With fewer cases being escalated beyond the first layer of support — thanks to the 20% improvement in resolution rate — customer service teams and frontline agents end up with a lighter workload. This opens up space for those professionals to focus on more complex or high-value cases that truly require human intervention. The result is a more efficient end-to-end support model, where AI handles the repetitive volume and humans focus where they actually make a difference.
This move toward embedded, AI-driven support models — where assistance is proactive and continuous rather than reactive and ticket-based — is set to improve experience consistency and reduce delays across the entire customer journey.
What changes for advertisers of different sizes
An important detail is that access to the AI assistant was expanded to all eligible advertisers, which includes everyone from large companies with robust operations to small businesses managing their own ad campaigns with limited resources. For large-scale operations, the benefit is clear: reduced operational time, faster problem resolution, and an extra layer of intelligence running on top of high-volume campaigns. But the impact for smaller players might be even more transformative, because it puts a resource that was previously only available to those who could hire dedicated specialists directly into the hands of people with less infrastructure.
A small business owner managing their own ads, for example, often does not have the technical knowledge to figure out why a campaign stopped performing or why an ad was disapproved. With the AI assistant explaining the problem and suggesting the fix in accessible language, right inside the dashboard, that barrier drops significantly. The democratization of this kind of resource is one of the most important aspects of this update and moves in the direction of making the platform more inclusive for different advertiser profiles.
For agencies and media buyers managing multiple clients, the picture also shifts. The ability to resolve issues faster and have automated insights running in parallel means a single professional can manage more accounts at the same level of quality. This does not replace human strategic thinking, but it complements and scales operational capacity in a meaningful way.
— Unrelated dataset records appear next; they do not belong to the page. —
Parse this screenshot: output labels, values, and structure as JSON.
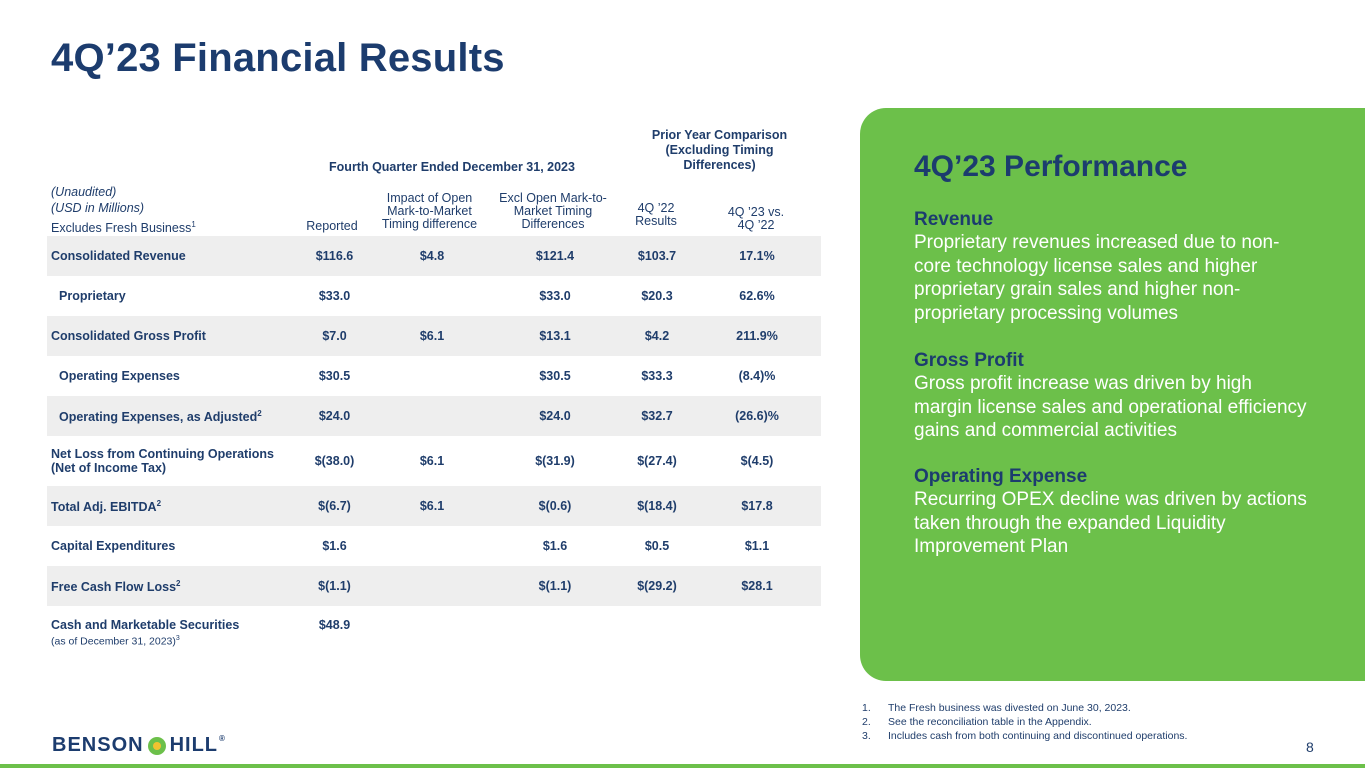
{
  "title": "4Q’23 Financial Results",
  "table": {
    "group_header_main": "Fourth Quarter Ended December 31, 2023",
    "group_header_prior": "Prior Year Comparison (Excluding Timing Differences)",
    "label_unaudited": "(Unaudited)",
    "label_usd": "(USD in Millions)",
    "label_excludes": "Excludes Fresh Business",
    "label_excludes_sup": "1",
    "col_reported": "Reported",
    "col_impact": "Impact of Open Mark-to-Market Timing difference",
    "col_excl": "Excl Open Mark-to-Market Timing Differences",
    "col_4q22": "4Q ’22 Results",
    "col_vs": "4Q ’23 vs. 4Q ’22",
    "rows": [
      {
        "label": "Consolidated Revenue",
        "sup": "",
        "reported": "$116.6",
        "impact": "$4.8",
        "excl": "$121.4",
        "prior": "$103.7",
        "vs": "17.1%"
      },
      {
        "label": "Proprietary",
        "sup": "",
        "reported": "$33.0",
        "impact": "",
        "excl": "$33.0",
        "prior": "$20.3",
        "vs": "62.6%"
      },
      {
        "label": "Consolidated Gross Profit",
        "sup": "",
        "reported": "$7.0",
        "impact": "$6.1",
        "excl": "$13.1",
        "prior": "$4.2",
        "vs": "211.9%"
      },
      {
        "label": "Operating Expenses",
        "sup": "",
        "reported": "$30.5",
        "impact": "",
        "excl": "$30.5",
        "prior": "$33.3",
        "vs": "(8.4)%"
      },
      {
        "label": "Operating Expenses, as Adjusted",
        "sup": "2",
        "reported": "$24.0",
        "impact": "",
        "excl": "$24.0",
        "prior": "$32.7",
        "vs": "(26.6)%"
      },
      {
        "label": "Net Loss from Continuing Operations (Net of Income Tax)",
        "sup": "",
        "reported": "$(38.0)",
        "impact": "$6.1",
        "excl": "$(31.9)",
        "prior": "$(27.4)",
        "vs": "$(4.5)"
      },
      {
        "label": "Total Adj. EBITDA",
        "sup": "2",
        "reported": "$(6.7)",
        "impact": "$6.1",
        "excl": "$(0.6)",
        "prior": "$(18.4)",
        "vs": "$17.8"
      },
      {
        "label": "Capital Expenditures",
        "sup": "",
        "reported": "$1.6",
        "impact": "",
        "excl": "$1.6",
        "prior": "$0.5",
        "vs": "$1.1"
      },
      {
        "label": "Free Cash Flow Loss",
        "sup": "2",
        "reported": "$(1.1)",
        "impact": "",
        "excl": "$(1.1)",
        "prior": "$(29.2)",
        "vs": "$28.1"
      },
      {
        "label": "Cash and Marketable Securities",
        "sub": "(as of December 31, 2023)",
        "sub_sup": "3",
        "reported": "$48.9",
        "impact": "",
        "excl": "",
        "prior": "",
        "vs": ""
      }
    ]
  },
  "panel": {
    "title": "4Q’23 Performance",
    "blocks": [
      {
        "heading": "Revenue",
        "text": "Proprietary revenues increased due to non-core technology license sales and higher proprietary grain sales and higher non-proprietary processing volumes"
      },
      {
        "heading": "Gross Profit",
        "text": "Gross profit increase was driven by high margin license sales and operational efficiency gains and commercial activities"
      },
      {
        "heading": "Operating Expense",
        "text": "Recurring OPEX decline was driven by actions taken through the expanded Liquidity Improvement Plan"
      }
    ]
  },
  "footnotes": [
    {
      "num": "1.",
      "text": "The Fresh business was divested on June 30, 2023."
    },
    {
      "num": "2.",
      "text": "See the reconciliation table in the Appendix."
    },
    {
      "num": "3.",
      "text": "Includes cash from both continuing and discontinued operations."
    }
  ],
  "logo": {
    "left": "BENSON",
    "right": "HILL",
    "reg": "®"
  },
  "page_number": "8",
  "colors": {
    "navy": "#1c3c6e",
    "green": "#6cc04a",
    "shade": "#eeeeee"
  }
}
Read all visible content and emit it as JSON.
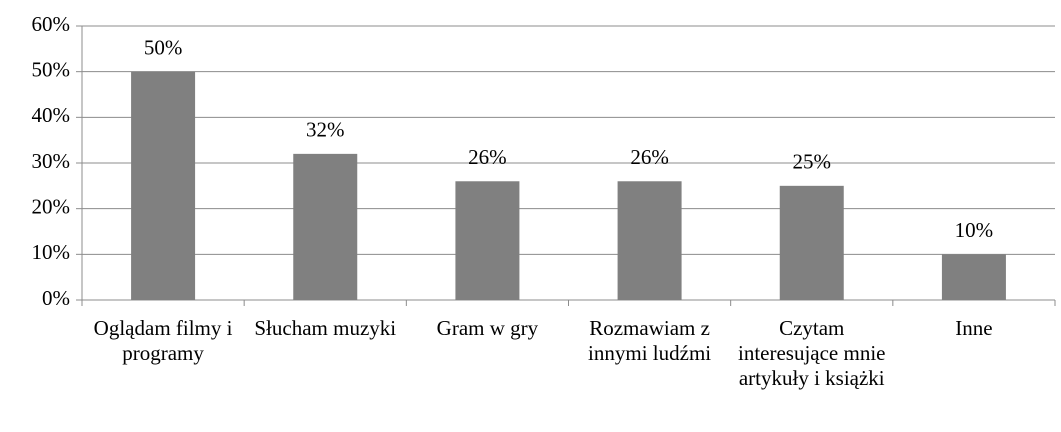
{
  "chart_data": {
    "type": "bar",
    "categories": [
      "Oglądam filmy i programy",
      "Słucham muzyki",
      "Gram w gry",
      "Rozmawiam z innymi ludźmi",
      "Czytam interesujące mnie artykuły i książki",
      "Inne"
    ],
    "values": [
      50,
      32,
      26,
      26,
      25,
      10
    ],
    "value_labels": [
      "50%",
      "32%",
      "26%",
      "26%",
      "25%",
      "10%"
    ],
    "color": "#808080",
    "ylim": [
      0,
      60
    ],
    "yticks": [
      {
        "value": 0,
        "label": "0%"
      },
      {
        "value": 10,
        "label": "10%"
      },
      {
        "value": 20,
        "label": "20%"
      },
      {
        "value": 30,
        "label": "30%"
      },
      {
        "value": 40,
        "label": "40%"
      },
      {
        "value": 50,
        "label": "50%"
      },
      {
        "value": 60,
        "label": "60%"
      }
    ],
    "grid": true
  }
}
On a broader scale, this pushes marketing toward self-service operations and management at scale, enabling teams to run more campaigns with fewer resources while support teams stop being the central point for routine issues. Over time, this could reduce operational costs and increase execution speed across paid media teams. 💡
Meta’s Q1 numbers
The AI assistant was not the only highlight from the quarterly earnings report. Meta posted impressive financial results that reinforce the strength of its advertising ecosystem and the growth of engagement across its platforms. Here are the key numbers:
- Total revenue of 42.3 billion dollars, with growth of approximately 16% compared to the same period last year
- Advertising as the dominant revenue source, generating roughly 41.4 billion dollars, which represents approximately 98% of total revenue
- About 3.43 billion people used at least one Meta app daily on average
- Ad impressions grew 5% during the period
- Average price per ad rose 10% compared to the prior year
These numbers show that Meta continues on a solid growth trajectory, driven by both the expansion of its user base and the increasing value of its ad inventory. The simultaneous increase in impressions and price per ad points to growing demand from advertisers, which reinforces the relevance of tools like the AI assistant in keeping that base engaged and satisfied with the results they are getting on the platform.
The growing investment in artificial intelligence applied to the advertising ecosystem appears to be paying off for both Meta and the advertisers who depend on these platforms to drive real business. With the AI assistant evolving and accumulating more data with every interaction, the coming quarters should bring even more meaningful metrics on the impact of this tool on campaign efficiency and the overall advertiser experience.